Biogeography of Serpentinite-Powered Microbial Ecosystems
When: June 2, 2014 11AM PDT
Ultramafic rocks formed in the Earth’s mantle and uplifted into the crust represent an immense but poorly described reservoir of carbon. The biological availability of this rock-hosted carbon reservoir is unknown, but the set of geochemical reactions known as serpentinization can mobilize carbon from the subsurface and trigger the growth of dense microbial communities. Serpentinization has the potential to occur on any rocky body in the solar system where liquid water is available, so the biological implications and constraints of these geochemical processes are of fundamental astrobiological interest.

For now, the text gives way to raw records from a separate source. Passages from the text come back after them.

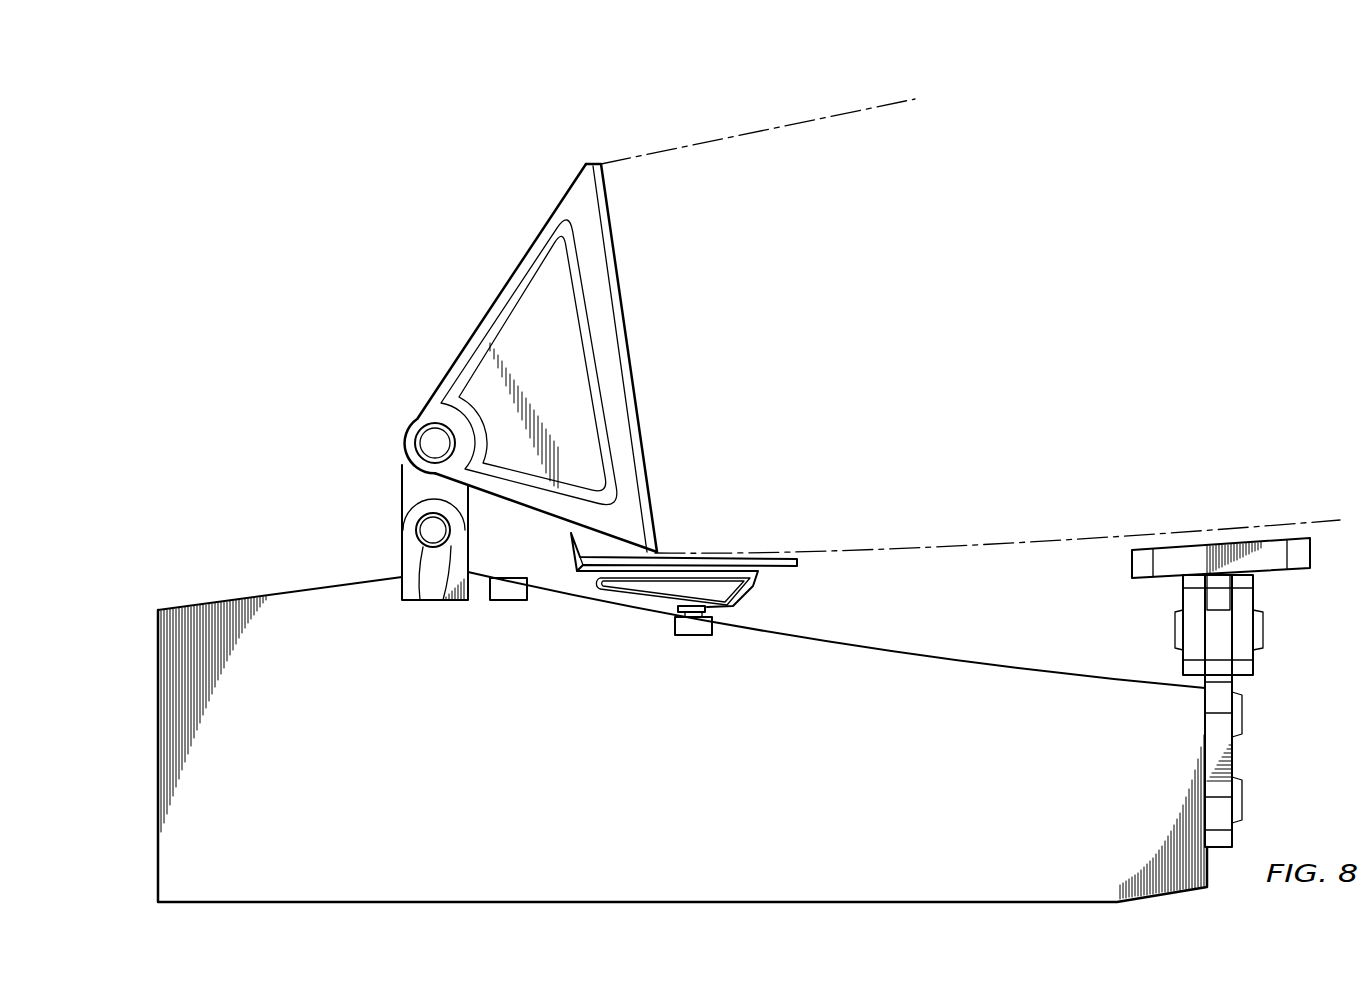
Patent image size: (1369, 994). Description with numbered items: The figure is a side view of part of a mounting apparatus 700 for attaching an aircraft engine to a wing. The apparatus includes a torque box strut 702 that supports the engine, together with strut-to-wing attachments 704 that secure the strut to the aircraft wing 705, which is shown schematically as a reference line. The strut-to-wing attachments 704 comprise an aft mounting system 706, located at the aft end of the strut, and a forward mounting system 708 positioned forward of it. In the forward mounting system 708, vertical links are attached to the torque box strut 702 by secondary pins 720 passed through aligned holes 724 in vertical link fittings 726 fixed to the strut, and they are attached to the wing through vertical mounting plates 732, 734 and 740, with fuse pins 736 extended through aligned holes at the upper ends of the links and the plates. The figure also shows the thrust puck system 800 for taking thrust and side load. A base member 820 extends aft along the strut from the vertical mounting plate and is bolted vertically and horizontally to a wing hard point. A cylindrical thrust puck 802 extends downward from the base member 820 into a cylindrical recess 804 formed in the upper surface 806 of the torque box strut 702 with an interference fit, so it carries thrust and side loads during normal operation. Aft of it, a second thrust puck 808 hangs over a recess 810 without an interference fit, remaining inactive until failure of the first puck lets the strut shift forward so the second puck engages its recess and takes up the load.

The mounting apparatus 700 is at (246, 292).
The torque box strut 702 is at (158, 758).
The strut-to-wing attachments 704 is at (716, 130).
The wing 705 is at (792, 124).
The aft mounting system 706 is at (1311, 513).
The forward mounting system 708 is at (660, 136).
The secondary pins 720 is at (410, 488).
The holes 724 is at (440, 540).
The vertical link fittings 726 is at (400, 596).
The vertical mounting plate 732 is at (617, 257).
The vertical mounting plate 734 is at (643, 400).
The fuse pins 736 is at (433, 446).
The vertical mounting plate 740 is at (627, 330).
The thrust puck system 800 is at (588, 684).
The thrust puck 802 is at (509, 583).
The recess 804 is at (538, 606).
The upper surface 806 is at (962, 650).
The second thrust puck 808 is at (693, 613).
The recess 810 is at (672, 629).
The base member 820 is at (757, 580).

Serpentinite-hosted ecosystems such as the chimney biofilms of the Lost City hydrothermal field can support dense populations of bacteria and archaea fueled by the copious quantities of hydrogen and methane released by serpentinization. Due to its inaccessibility, however, many of the astrobiological implications of Lost City remain unexplored. During my NAI Postdoctoral Fellowship, I worked with an interdisciplinary team of researchers to gain a more generalized perspective of serpentinite-hosted ecosystems. By comparing rocks and fluids collected from serpentinizing ophiolites in California, Canada, and Italy, we are beginning to identify archaea and bacteria who are endemic to actively serpentinizing habitats. Moreover, we are making progress in distinguishing organisms who may be directly and solely supported by serpentinization-associated reactions from those who are merely active in shallow, oxic-anoxic transition zones, which may have less astrobiological relevance. More broadly, these efforts have provided an exciting opportunity to develop methodological and intellectual approaches for examining the often paradoxical interactions between rocks and life.